A 5' differentially methylated sequence and the 3'-flanking region are necessary for H19 transgene imprinting.

The mouse H19 gene is expressed exclusively from the maternal allele. The imprinted expression of the endogenous gene can be recapitulated in mice by using a 14-kb transgene encompassing 4 kb of 5'-flanking sequence, 8 kb of 3'-flanking sequence, which includes the two endoderm-specific enhancers, and an internally deleted structural gene. We have generated multiple transgenic lines with this 14-kb transgene and found that high-copy-number transgenes most closely follow the imprinted expression of the endogenous gene. To determine which sequences are important for imprinted expression, deletions were introduced into the transgene. Deletion of the 5' region, where a differentially methylated sequence proposed to be important in determining parental-specific expression is located, resulted in transgenes that were expressed and hypomethylated, regardless of parental origin.
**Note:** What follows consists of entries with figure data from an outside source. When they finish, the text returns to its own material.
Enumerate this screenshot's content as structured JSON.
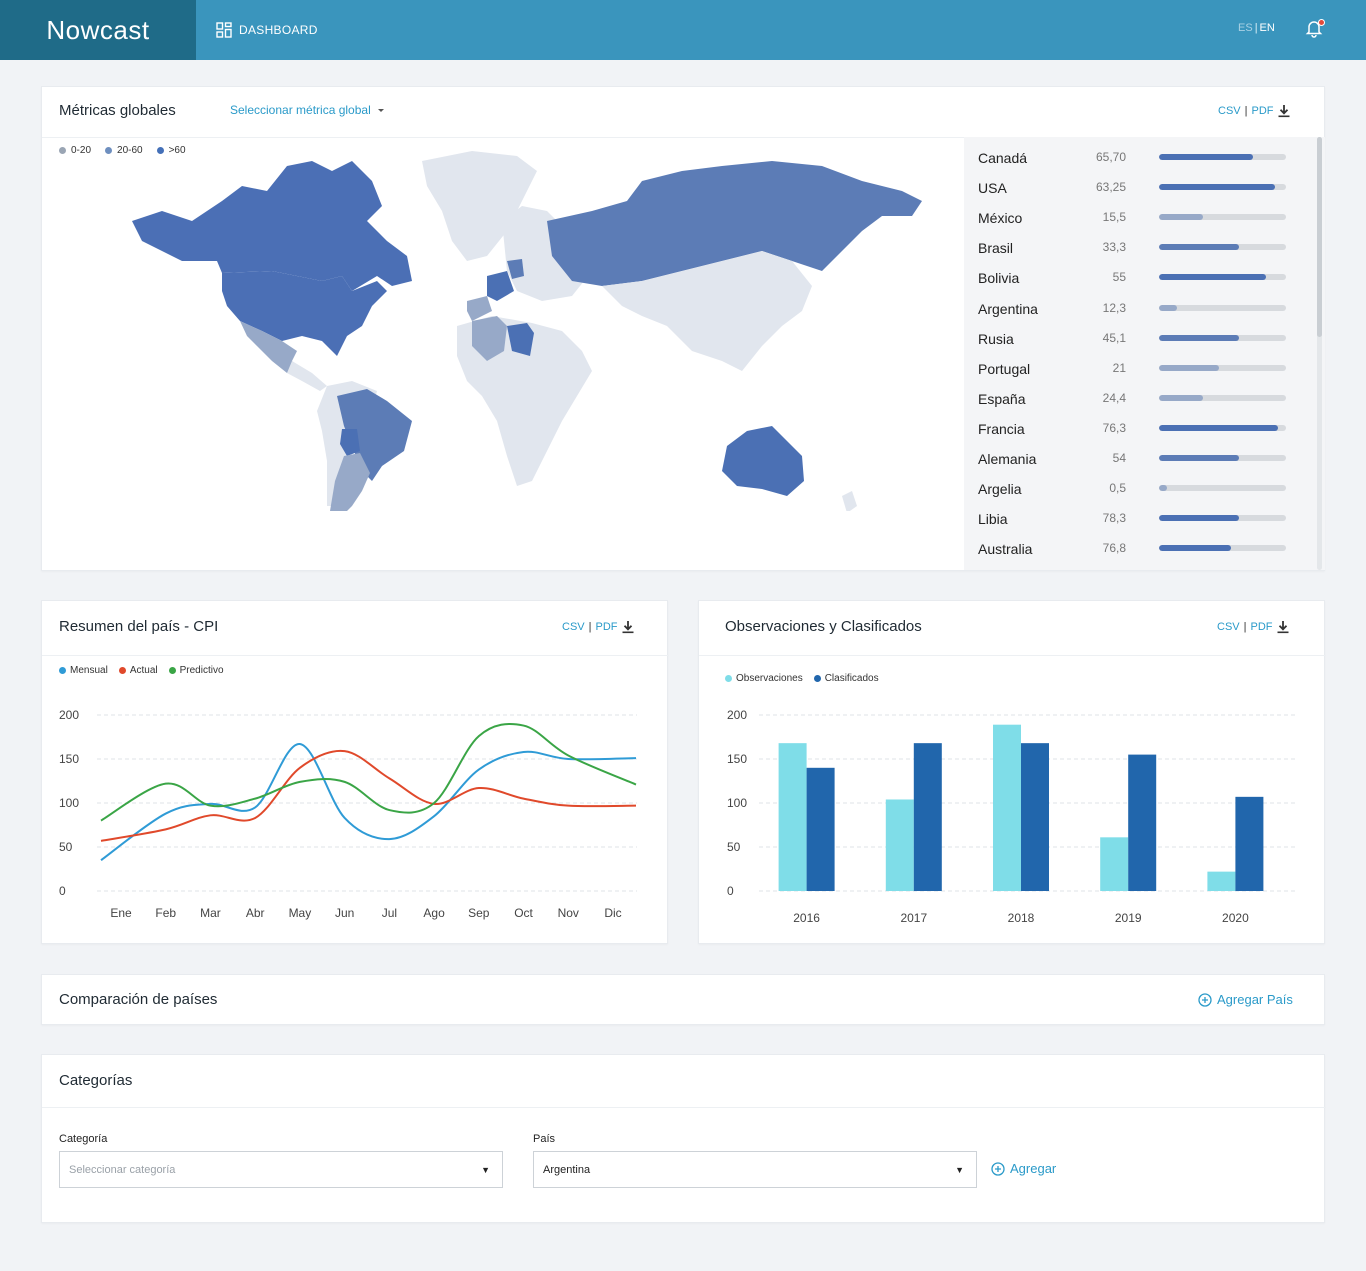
{
  "header": {
    "brand": "Nowcast",
    "nav_dashboard": "DASHBOARD",
    "lang_es": "ES",
    "lang_sep": "|",
    "lang_en": "EN"
  },
  "colors": {
    "topbar": "#3a95bd",
    "brand_bg": "#1f6b88",
    "accent": "#2a9ac9",
    "mensual": "#2f9bd6",
    "actual": "#e0492b",
    "predictivo": "#3aa546",
    "observaciones": "#7fdde8",
    "clasificados": "#2166ac"
  },
  "global_metrics": {
    "title": "Métricas globales",
    "select_label": "Seleccionar métrica global",
    "export": {
      "csv": "CSV",
      "sep": "|",
      "pdf": "PDF"
    },
    "legend": [
      {
        "label": "0-20",
        "color": "#9aa5b4"
      },
      {
        "label": "20-60",
        "color": "#6e8fbf"
      },
      {
        "label": ">60",
        "color": "#4470b8"
      }
    ],
    "countries": [
      {
        "name": "Canadá",
        "value": "65,70",
        "level": 0.74,
        "color": "#4b70b4"
      },
      {
        "name": "USA",
        "value": "63,25",
        "level": 0.91,
        "color": "#4b70b4"
      },
      {
        "name": "México",
        "value": "15,5",
        "level": 0.35,
        "color": "#97a9c8"
      },
      {
        "name": "Brasil",
        "value": "33,3",
        "level": 0.63,
        "color": "#5c7cb6"
      },
      {
        "name": "Bolivia",
        "value": "55",
        "level": 0.84,
        "color": "#4b70b4"
      },
      {
        "name": "Argentina",
        "value": "12,3",
        "level": 0.14,
        "color": "#97a9c8"
      },
      {
        "name": "Rusia",
        "value": "45,1",
        "level": 0.63,
        "color": "#5c7cb6"
      },
      {
        "name": "Portugal",
        "value": "21",
        "level": 0.47,
        "color": "#97a9c8"
      },
      {
        "name": "España",
        "value": "24,4",
        "level": 0.35,
        "color": "#97a9c8"
      },
      {
        "name": "Francia",
        "value": "76,3",
        "level": 0.94,
        "color": "#4b70b4"
      },
      {
        "name": "Alemania",
        "value": "54",
        "level": 0.63,
        "color": "#5c7cb6"
      },
      {
        "name": "Argelia",
        "value": "0,5",
        "level": 0.06,
        "color": "#97a9c8"
      },
      {
        "name": "Libia",
        "value": "78,3",
        "level": 0.63,
        "color": "#4b70b4"
      },
      {
        "name": "Australia",
        "value": "76,8",
        "level": 0.57,
        "color": "#4b70b4"
      }
    ]
  },
  "cpi": {
    "title": "Resumen del país - CPI",
    "export": {
      "csv": "CSV",
      "sep": "|",
      "pdf": "PDF"
    },
    "legend": [
      "Mensual",
      "Actual",
      "Predictivo"
    ]
  },
  "observations": {
    "title": "Observaciones y Clasificados",
    "export": {
      "csv": "CSV",
      "sep": "|",
      "pdf": "PDF"
    },
    "legend": [
      "Observaciones",
      "Clasificados"
    ]
  },
  "chart_data": [
    {
      "type": "line",
      "categories": [
        "Ene",
        "Feb",
        "Mar",
        "Abr",
        "May",
        "Jun",
        "Jul",
        "Ago",
        "Sep",
        "Oct",
        "Nov",
        "Dic"
      ],
      "yticks": [
        0,
        50,
        100,
        150,
        200
      ],
      "ylim": [
        0,
        200
      ],
      "grid": true,
      "legend_position": "top-left",
      "series": [
        {
          "name": "Mensual",
          "values": [
            35,
            88,
            99,
            95,
            167,
            83,
            59,
            85,
            138,
            158,
            150,
            151
          ]
        },
        {
          "name": "Actual",
          "values": [
            57,
            70,
            86,
            83,
            140,
            159,
            128,
            99,
            117,
            105,
            97,
            97
          ]
        },
        {
          "name": "Predictivo",
          "values": [
            80,
            122,
            97,
            105,
            124,
            124,
            92,
            100,
            176,
            188,
            154,
            121
          ]
        }
      ]
    },
    {
      "type": "bar",
      "categories": [
        "2016",
        "2017",
        "2018",
        "2019",
        "2020"
      ],
      "yticks": [
        0,
        50,
        100,
        150,
        200
      ],
      "ylim": [
        0,
        200
      ],
      "grid": true,
      "legend_position": "top-left",
      "series": [
        {
          "name": "Observaciones",
          "values": [
            168,
            104,
            189,
            61,
            22
          ]
        },
        {
          "name": "Clasificados",
          "values": [
            140,
            168,
            168,
            155,
            107
          ]
        }
      ]
    }
  ],
  "comparison": {
    "title": "Comparación de países",
    "add_label": "Agregar País"
  },
  "categories": {
    "title": "Categorías",
    "categoria_label": "Categoría",
    "categoria_placeholder": "Seleccionar categoría",
    "pais_label": "País",
    "pais_value": "Argentina",
    "add_label": "Agregar"
  }
}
A 6-kb transgene, which contains most of the differentially methylated sequence but lacks the 8-kb 3' region, was not expressed and also not methylated. These results indicate that expression of either the H19 transgene or a 3' DNA sequence is key to establishing the differential methylation pattern observed at the endogenous locus. Finally, methylation analysis of transgenic sperm DNA from the lines that are not imprinted reveals that the transgenes are not capable of establishing and maintaining the paternal methylation pattern observed for imprinted transgenes and the endogenous paternal allele. Thus, the imprinting of the H19 gene requires a complex set of elements including the region of differential methylation and the 3'-flanking sequence.